Black Sunday is just a term that tuggers give to a certin time (I think it was a couple of years ago) when SA resorts seem to have been re-evaluated by RCI for trading ability.  Some resorts became better traders, but more seemed to loose trading power.


----------



## jackio (Mar 2, 2007)

My Dik week used to be an average trader.  Now it is terrible. - Jacki


----------



## philanderson (Mar 2, 2007)

I'm just surprised that Seapointer, never a must-have SA week, seems to have increased trading power as a result of Black Sunday.  This is especially odd if the suspension issues become permanent.  Why would a week that can no longer trade in the RCI system have increased trading power in same?


----------



## Sandy (Mar 19, 2007)

*I agree*

I missed the entier Black Sunday discussion but I get the idea on what happened.  

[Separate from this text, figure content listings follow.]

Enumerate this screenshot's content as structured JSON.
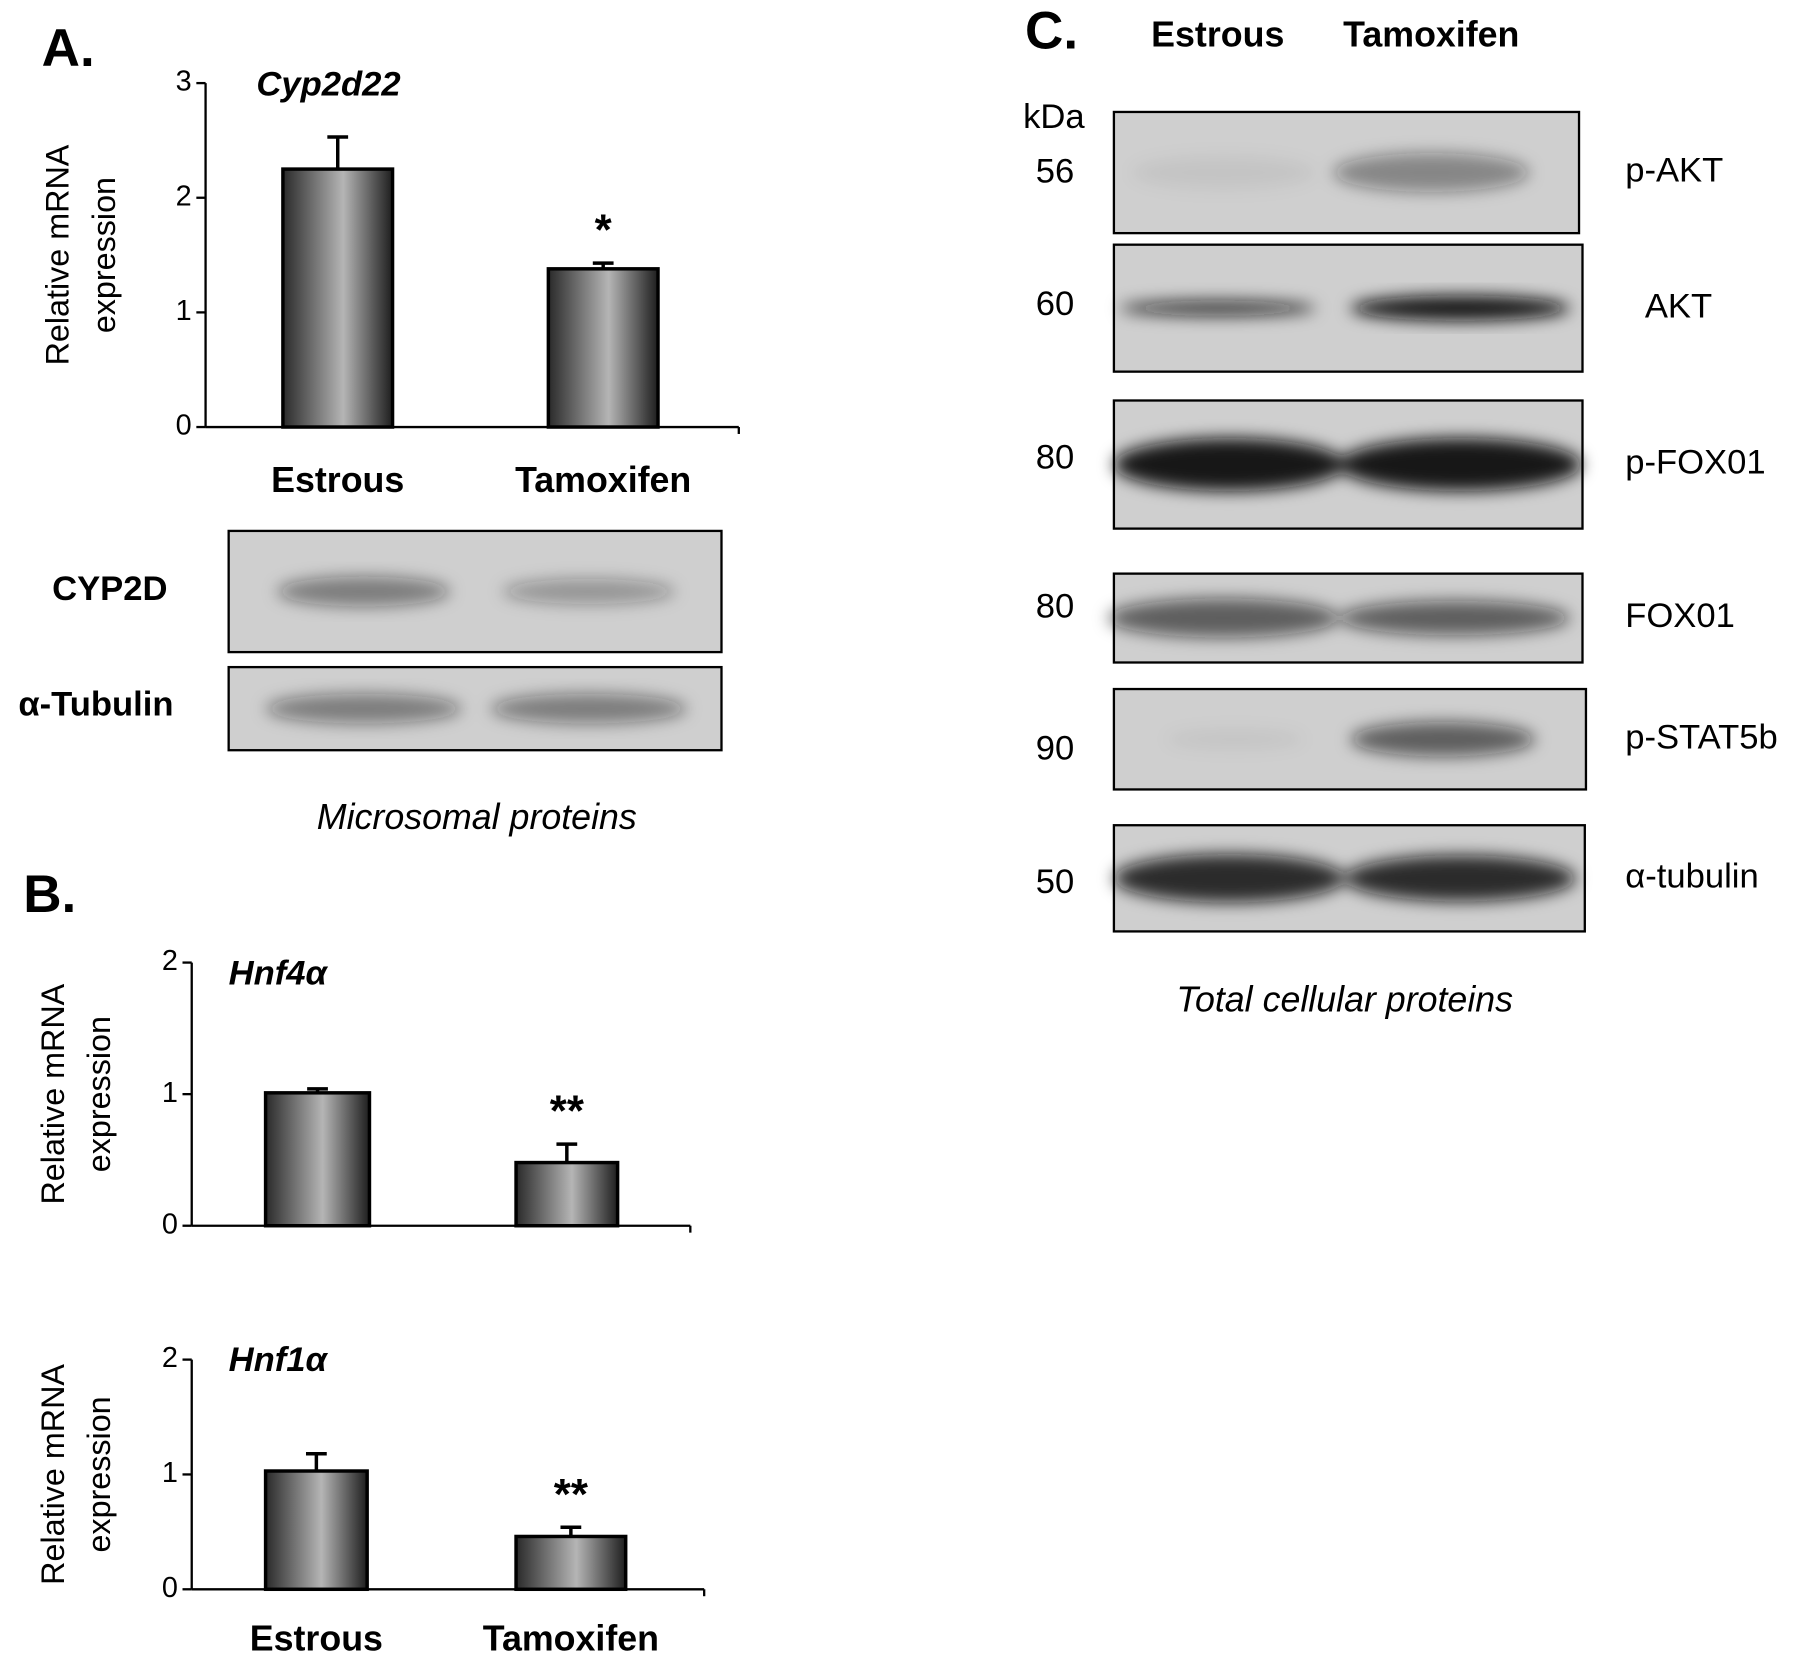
{
  "panels": {
    "A": "A.",
    "B": "B.",
    "C": "C."
  },
  "chart_data": [
    {
      "type": "bar",
      "title": "Cyp2d22",
      "ylabel": [
        "Relative mRNA",
        "expression"
      ],
      "categories": [
        "Estrous",
        "Tamoxifen"
      ],
      "values": [
        2.25,
        1.38
      ],
      "errors": [
        0.28,
        0.05
      ],
      "ylim": [
        0,
        3
      ],
      "yticks": [
        0,
        1,
        2,
        3
      ],
      "annotations": [
        {
          "text": "*",
          "x": 1
        }
      ]
    },
    {
      "type": "bar",
      "title": "Hnf4α",
      "ylabel": [
        "Relative mRNA",
        "expression"
      ],
      "categories": [
        null,
        null
      ],
      "values": [
        1.01,
        0.48
      ],
      "errors": [
        0.03,
        0.14
      ],
      "ylim": [
        0,
        2
      ],
      "yticks": [
        0,
        1,
        2
      ],
      "annotations": [
        {
          "text": "**",
          "x": 1
        }
      ]
    },
    {
      "type": "bar",
      "title": "Hnf1α",
      "ylabel": [
        "Relative mRNA",
        "expression"
      ],
      "categories": [
        "Estrous",
        "Tamoxifen"
      ],
      "values": [
        1.03,
        0.46
      ],
      "errors": [
        0.15,
        0.08
      ],
      "ylim": [
        0,
        2
      ],
      "yticks": [
        0,
        1,
        2
      ],
      "annotations": [
        {
          "text": "**",
          "x": 1
        }
      ]
    }
  ],
  "blot_A": {
    "rows": [
      {
        "label": "CYP2D"
      },
      {
        "label": "α-Tubulin"
      }
    ],
    "caption": "Microsomal proteins"
  },
  "blot_C": {
    "lanes": [
      "Estrous",
      "Tamoxifen"
    ],
    "unit": "kDa",
    "rows": [
      {
        "kda": 56,
        "label": "p-AKT"
      },
      {
        "kda": 60,
        "label": "AKT"
      },
      {
        "kda": 80,
        "label": "p-FOX01"
      },
      {
        "kda": 80,
        "label": "FOX01"
      },
      {
        "kda": 90,
        "label": "p-STAT5b"
      },
      {
        "kda": 50,
        "label": "α-tubulin"
      }
    ],
    "caption": "Total cellular proteins"
  }
}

I have noticed NO decrease in trading power of my Seapointer weeks.  In fact, I can see summer weeks for 2008 on the east coast. I must admit that I do plan ahead, but still it trades quite nicely for a modest investment.

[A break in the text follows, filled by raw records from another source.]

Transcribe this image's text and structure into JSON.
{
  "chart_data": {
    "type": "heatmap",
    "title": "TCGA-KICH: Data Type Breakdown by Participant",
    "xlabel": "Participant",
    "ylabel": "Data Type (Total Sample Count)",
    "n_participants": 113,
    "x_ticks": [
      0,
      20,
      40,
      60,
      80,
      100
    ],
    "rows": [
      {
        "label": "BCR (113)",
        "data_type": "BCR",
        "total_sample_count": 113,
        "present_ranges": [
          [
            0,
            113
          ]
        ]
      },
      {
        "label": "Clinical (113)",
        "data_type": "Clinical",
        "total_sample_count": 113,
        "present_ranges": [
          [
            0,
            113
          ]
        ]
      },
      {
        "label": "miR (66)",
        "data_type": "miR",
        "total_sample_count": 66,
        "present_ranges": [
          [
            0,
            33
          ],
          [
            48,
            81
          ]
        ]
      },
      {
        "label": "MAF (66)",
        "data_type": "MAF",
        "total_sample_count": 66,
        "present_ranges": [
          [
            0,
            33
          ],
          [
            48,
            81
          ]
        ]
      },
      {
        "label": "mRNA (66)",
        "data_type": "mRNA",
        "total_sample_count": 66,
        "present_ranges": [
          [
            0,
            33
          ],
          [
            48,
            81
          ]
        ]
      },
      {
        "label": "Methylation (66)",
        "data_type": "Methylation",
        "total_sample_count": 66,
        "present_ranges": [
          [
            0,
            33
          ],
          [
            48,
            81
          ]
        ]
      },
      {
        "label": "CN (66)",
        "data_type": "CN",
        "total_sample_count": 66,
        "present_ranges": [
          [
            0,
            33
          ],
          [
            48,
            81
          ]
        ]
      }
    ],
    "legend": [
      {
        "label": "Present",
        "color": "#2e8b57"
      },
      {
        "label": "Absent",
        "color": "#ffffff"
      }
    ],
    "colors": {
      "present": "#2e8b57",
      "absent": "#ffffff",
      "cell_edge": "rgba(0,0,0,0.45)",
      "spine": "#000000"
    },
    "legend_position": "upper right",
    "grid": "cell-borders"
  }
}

The tremendous trading power of Seapointer is one of the reasons I am distressed about the temporary suspension from RCI.


----------



## Janie (Mar 19, 2007)

I'm sure it's the Capetown location.  Just as crummy Cape Cod motel-conversion timeshares in prime summer months are hot RCI traders, it's very possible that a not-very-nice Capetown resort could be in high demand.


----------



## philanderson (Mar 20, 2007)

My week that expires in 2010 went from "verifying" back to a week available for deposit, with nary a word of explanation from RCI.  I wonder if the fact that my RCI membership expires soon has anything to do with this.


----------



## susan1738 (Mar 21, 2007)

*philanderson*

Phil,

Mine goes back to being a week for deposit everytime I try to deposit  it now.  I think the suspension is just still in affect, so that is what is making that happen.  My RCI membership won't expire for 6 years and the same thing happens to my Seapointer deposit, so it can't be that.


----------



## philanderson (Mar 21, 2007)

The good news, I guess, is that I've not had much use for my weeks lately.  I have three weeks banked, and no immediate plans to use any of them.

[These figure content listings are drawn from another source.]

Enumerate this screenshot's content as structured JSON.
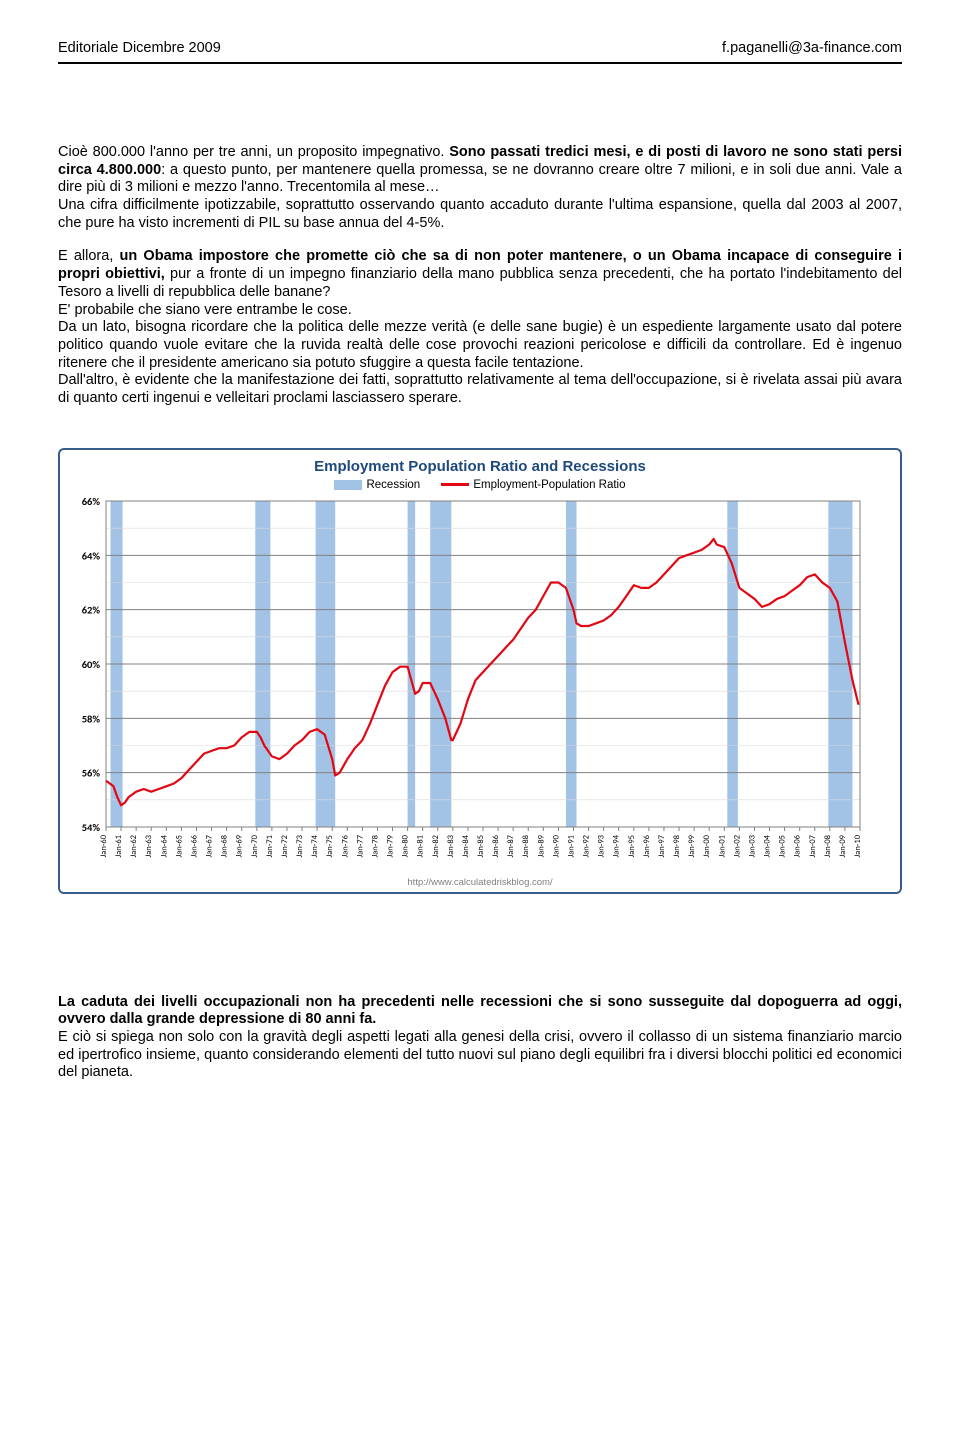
{
  "header": {
    "left": "Editoriale Dicembre 2009",
    "right": "f.paganelli@3a-finance.com"
  },
  "paragraphs": {
    "p1_a": "Cioè 800.000 l'anno per tre anni, un proposito impegnativo. ",
    "p1_b": "Sono passati tredici mesi, e di posti di lavoro ne sono stati persi circa 4.800.000",
    "p1_c": ": a questo punto, per mantenere quella promessa, se ne dovranno creare oltre 7 milioni, e in soli due anni. Vale a dire più di 3 milioni e mezzo l'anno. Trecentomila al mese…",
    "p1_d": "Una cifra difficilmente ipotizzabile, soprattutto osservando quanto accaduto durante l'ultima espansione, quella dal 2003 al 2007, che pure ha visto incrementi di PIL su base annua del 4-5%.",
    "p2_a": "E allora, ",
    "p2_b": "un Obama impostore che promette ciò che sa di non poter mantenere, o un Obama incapace di conseguire i propri obiettivi,",
    "p2_c": " pur a fronte di un impegno finanziario della mano pubblica senza precedenti, che ha portato l'indebitamento del Tesoro a livelli di repubblica delle banane?",
    "p2_d": "E' probabile che siano vere entrambe le cose.",
    "p2_e": "Da un lato, bisogna ricordare che la politica delle mezze verità (e delle sane bugie) è un espediente largamente usato dal potere politico quando vuole evitare che la ruvida realtà delle cose provochi reazioni pericolose e difficili da controllare. Ed è ingenuo ritenere che il presidente americano sia potuto sfuggire a questa facile tentazione.",
    "p2_f": "Dall'altro, è evidente che la manifestazione dei fatti, soprattutto relativamente al tema dell'occupazione, si è rivelata assai più avara di quanto certi ingenui e velleitari proclami lasciassero sperare.",
    "p3_a": "La caduta dei livelli occupazionali non ha precedenti nelle recessioni che si sono susseguite dal dopoguerra ad oggi, ovvero dalla grande depressione di 80 anni fa.",
    "p3_b": "E ciò si spiega non solo con la gravità degli aspetti legati alla genesi della crisi, ovvero il collasso di un sistema finanziario marcio ed ipertrofico insieme, quanto considerando elementi del tutto nuovi sul piano degli equilibri fra i diversi blocchi politici ed economici del pianeta."
  },
  "chart": {
    "title": "Employment Population Ratio and Recessions",
    "legend_recession": "Recession",
    "legend_line": "Employment-Population Ratio",
    "footer": "http://www.calculatedriskblog.com/",
    "ylim": [
      54,
      66
    ],
    "ytick_step": 2,
    "y_ticks": [
      54,
      56,
      58,
      60,
      62,
      64,
      66
    ],
    "y_minor_ticks": [
      55,
      57,
      59,
      61,
      63,
      65
    ],
    "x_start_year": 1960,
    "x_end_year": 2010,
    "x_ticks": [
      "Jan-60",
      "Jan-61",
      "Jan-62",
      "Jan-63",
      "Jan-64",
      "Jan-65",
      "Jan-66",
      "Jan-67",
      "Jan-68",
      "Jan-69",
      "Jan-70",
      "Jan-71",
      "Jan-72",
      "Jan-73",
      "Jan-74",
      "Jan-75",
      "Jan-76",
      "Jan-77",
      "Jan-78",
      "Jan-79",
      "Jan-80",
      "Jan-81",
      "Jan-82",
      "Jan-83",
      "Jan-84",
      "Jan-85",
      "Jan-86",
      "Jan-87",
      "Jan-88",
      "Jan-89",
      "Jan-90",
      "Jan-91",
      "Jan-92",
      "Jan-93",
      "Jan-94",
      "Jan-95",
      "Jan-96",
      "Jan-97",
      "Jan-98",
      "Jan-99",
      "Jan-00",
      "Jan-01",
      "Jan-02",
      "Jan-03",
      "Jan-04",
      "Jan-05",
      "Jan-06",
      "Jan-07",
      "Jan-08",
      "Jan-09",
      "Jan-10"
    ],
    "recessions": [
      [
        1960.3,
        1961.1
      ],
      [
        1969.9,
        1970.9
      ],
      [
        1973.9,
        1975.2
      ],
      [
        1980.0,
        1980.5
      ],
      [
        1981.5,
        1982.9
      ],
      [
        1990.5,
        1991.2
      ],
      [
        2001.2,
        2001.9
      ],
      [
        2007.9,
        2009.5
      ]
    ],
    "line_color": "#e30613",
    "recession_color": "#a3c3e6",
    "grid_major_color": "#808080",
    "grid_minor_color": "#d9d9d9",
    "background_color": "#ffffff",
    "data": [
      [
        1960.0,
        55.7
      ],
      [
        1960.25,
        55.6
      ],
      [
        1960.5,
        55.5
      ],
      [
        1960.75,
        55.1
      ],
      [
        1961.0,
        54.8
      ],
      [
        1961.25,
        54.9
      ],
      [
        1961.5,
        55.1
      ],
      [
        1961.75,
        55.2
      ],
      [
        1962.0,
        55.3
      ],
      [
        1962.5,
        55.4
      ],
      [
        1963.0,
        55.3
      ],
      [
        1963.5,
        55.4
      ],
      [
        1964.0,
        55.5
      ],
      [
        1964.5,
        55.6
      ],
      [
        1965.0,
        55.8
      ],
      [
        1965.5,
        56.1
      ],
      [
        1966.0,
        56.4
      ],
      [
        1966.5,
        56.7
      ],
      [
        1967.0,
        56.8
      ],
      [
        1967.5,
        56.9
      ],
      [
        1968.0,
        56.9
      ],
      [
        1968.5,
        57.0
      ],
      [
        1969.0,
        57.3
      ],
      [
        1969.5,
        57.5
      ],
      [
        1970.0,
        57.5
      ],
      [
        1970.25,
        57.3
      ],
      [
        1970.5,
        57.0
      ],
      [
        1970.75,
        56.8
      ],
      [
        1971.0,
        56.6
      ],
      [
        1971.5,
        56.5
      ],
      [
        1972.0,
        56.7
      ],
      [
        1972.5,
        57.0
      ],
      [
        1973.0,
        57.2
      ],
      [
        1973.5,
        57.5
      ],
      [
        1974.0,
        57.6
      ],
      [
        1974.5,
        57.4
      ],
      [
        1975.0,
        56.5
      ],
      [
        1975.2,
        55.9
      ],
      [
        1975.5,
        56.0
      ],
      [
        1976.0,
        56.5
      ],
      [
        1976.5,
        56.9
      ],
      [
        1977.0,
        57.2
      ],
      [
        1977.5,
        57.8
      ],
      [
        1978.0,
        58.5
      ],
      [
        1978.5,
        59.2
      ],
      [
        1979.0,
        59.7
      ],
      [
        1979.5,
        59.9
      ],
      [
        1980.0,
        59.9
      ],
      [
        1980.3,
        59.3
      ],
      [
        1980.5,
        58.9
      ],
      [
        1980.75,
        59.0
      ],
      [
        1981.0,
        59.3
      ],
      [
        1981.5,
        59.3
      ],
      [
        1982.0,
        58.7
      ],
      [
        1982.5,
        58.0
      ],
      [
        1982.9,
        57.2
      ],
      [
        1983.0,
        57.2
      ],
      [
        1983.5,
        57.8
      ],
      [
        1984.0,
        58.7
      ],
      [
        1984.5,
        59.4
      ],
      [
        1985.0,
        59.7
      ],
      [
        1985.5,
        60.0
      ],
      [
        1986.0,
        60.3
      ],
      [
        1986.5,
        60.6
      ],
      [
        1987.0,
        60.9
      ],
      [
        1987.5,
        61.3
      ],
      [
        1988.0,
        61.7
      ],
      [
        1988.5,
        62.0
      ],
      [
        1989.0,
        62.5
      ],
      [
        1989.5,
        63.0
      ],
      [
        1990.0,
        63.0
      ],
      [
        1990.5,
        62.8
      ],
      [
        1991.0,
        62.0
      ],
      [
        1991.2,
        61.5
      ],
      [
        1991.5,
        61.4
      ],
      [
        1992.0,
        61.4
      ],
      [
        1992.5,
        61.5
      ],
      [
        1993.0,
        61.6
      ],
      [
        1993.5,
        61.8
      ],
      [
        1994.0,
        62.1
      ],
      [
        1994.5,
        62.5
      ],
      [
        1995.0,
        62.9
      ],
      [
        1995.5,
        62.8
      ],
      [
        1996.0,
        62.8
      ],
      [
        1996.5,
        63.0
      ],
      [
        1997.0,
        63.3
      ],
      [
        1997.5,
        63.6
      ],
      [
        1998.0,
        63.9
      ],
      [
        1998.5,
        64.0
      ],
      [
        1999.0,
        64.1
      ],
      [
        1999.5,
        64.2
      ],
      [
        2000.0,
        64.4
      ],
      [
        2000.3,
        64.6
      ],
      [
        2000.5,
        64.4
      ],
      [
        2001.0,
        64.3
      ],
      [
        2001.5,
        63.7
      ],
      [
        2002.0,
        62.8
      ],
      [
        2002.5,
        62.6
      ],
      [
        2003.0,
        62.4
      ],
      [
        2003.5,
        62.1
      ],
      [
        2004.0,
        62.2
      ],
      [
        2004.5,
        62.4
      ],
      [
        2005.0,
        62.5
      ],
      [
        2005.5,
        62.7
      ],
      [
        2006.0,
        62.9
      ],
      [
        2006.5,
        63.2
      ],
      [
        2007.0,
        63.3
      ],
      [
        2007.5,
        63.0
      ],
      [
        2008.0,
        62.8
      ],
      [
        2008.5,
        62.3
      ],
      [
        2009.0,
        60.8
      ],
      [
        2009.5,
        59.4
      ],
      [
        2009.9,
        58.5
      ]
    ]
  }
}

Pretty odd good news, I admit, but at least I do not have to put a planned trip on hold because of this sort of screwup.


----------



## Monty (Mar 22, 2007)

*Same experience here with my deposit*

Deposited and deposit returned with no explanation.

Placed call and RCI couldn't tell me why either..except that RCI is accepting
trades into The Seapointer at this time.


----------